Kalveram K T
Abteilung für Kybernetische Psychologie, Heinrich-Heine-Universität, Düsseldorf, Federal Republic of Germany.
Biol Cybern. 1992;68(2):183-91. doi: 10.1007/BF00201440.
Effects of dynamic coupling, gravity, inertia and the mechanical impedances of the segments of a multi-jointed arm are shown to be neutralizable through a reflex-like operating three layer static feedforward network. The network requires the proprioceptively mediated actual state variables (here angular velocity and position) of each arm segment. Added neural integrators (and/or differentiators) can make the network exhibit dynamic properties.
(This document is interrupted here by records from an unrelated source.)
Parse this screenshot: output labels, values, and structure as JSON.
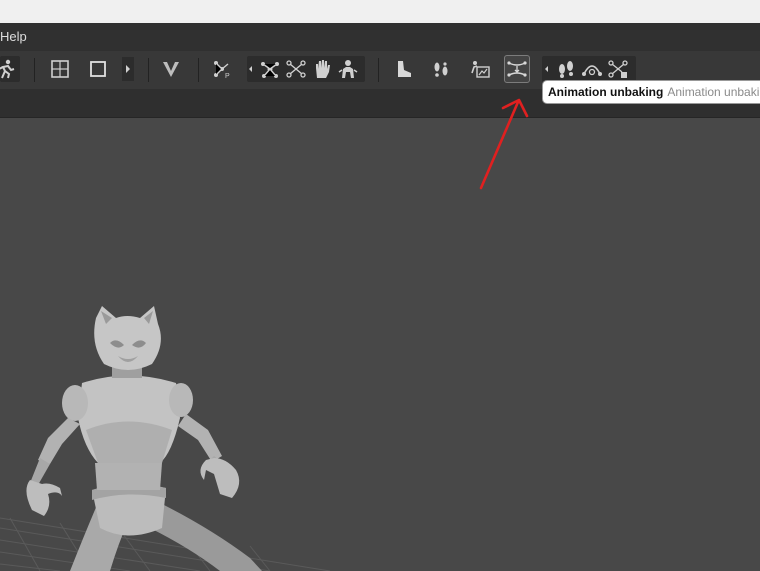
{
  "menu": {
    "help_label": "Help"
  },
  "toolbar": {
    "tools": [
      {
        "icon": "run-figure-icon"
      },
      {
        "icon": "frame-select-icon"
      },
      {
        "icon": "square-select-icon"
      },
      {
        "icon": "v-shape-icon"
      },
      {
        "icon": "node-p-icon"
      },
      {
        "icon": "node-link-icon"
      },
      {
        "icon": "node-cross-icon"
      },
      {
        "icon": "hand-icon"
      },
      {
        "icon": "character-icon"
      },
      {
        "icon": "foot-icon"
      },
      {
        "icon": "footsteps-icon"
      },
      {
        "icon": "image-figure-icon"
      },
      {
        "icon": "animation-unbaking-icon"
      },
      {
        "icon": "footprints-icon"
      },
      {
        "icon": "arc-icon"
      },
      {
        "icon": "node-lock-icon"
      }
    ]
  },
  "tooltip": {
    "title": "Animation unbaking",
    "description": "Animation unbaking"
  },
  "colors": {
    "menubar": "#303030",
    "toolbar": "#383838",
    "viewport": "#484848",
    "annotation_arrow": "#e02020"
  }
}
Then, actual feedback is not necessary and the network can operate in a pure feedforward fashion. Feedforward of an additional load can easily be implemented into the network using "descendent gating", and a negative feedback control loop added to the feedforward control reduces errors due to external noise. A training, which combines a least squared error based simultaneous learning rule (LSQ-rule) with a "self-imitation algorithm" based on direct inverse modeling, enables the network to acquire the whole inverse dynamics, limb parameters included, during one short training movement. The considerations presented also hold for multi-jointed manipulators.
研究表明,通过一个类似反射操作的三层静态前馈网络,可以抵消多关节手臂各节段的动态耦合、重力、惯性和机械阻抗的影响。该网络需要各手臂节段通过本体感觉介导的实际状态变量(这里是角速度和位置)。添加神经积分器(和/或微分器)可以使网络表现出动态特性。这样,实际反馈就不再必要,网络可以以纯前馈方式运行。使用“下行门控”可以很容易地将额外负载的前馈实现到网络中,并且在前馈控制中添加负反馈控制回路可以减少外部噪声引起的误差。一种将基于最小二乘误差的同步学习规则(LSQ规则)与基于直接逆建模的“自模仿算法”相结合的训练方法,能使网络在一次短训练运动中获取整个逆动力学,包括肢体参数。这里提出的考虑也适用于多关节操纵器。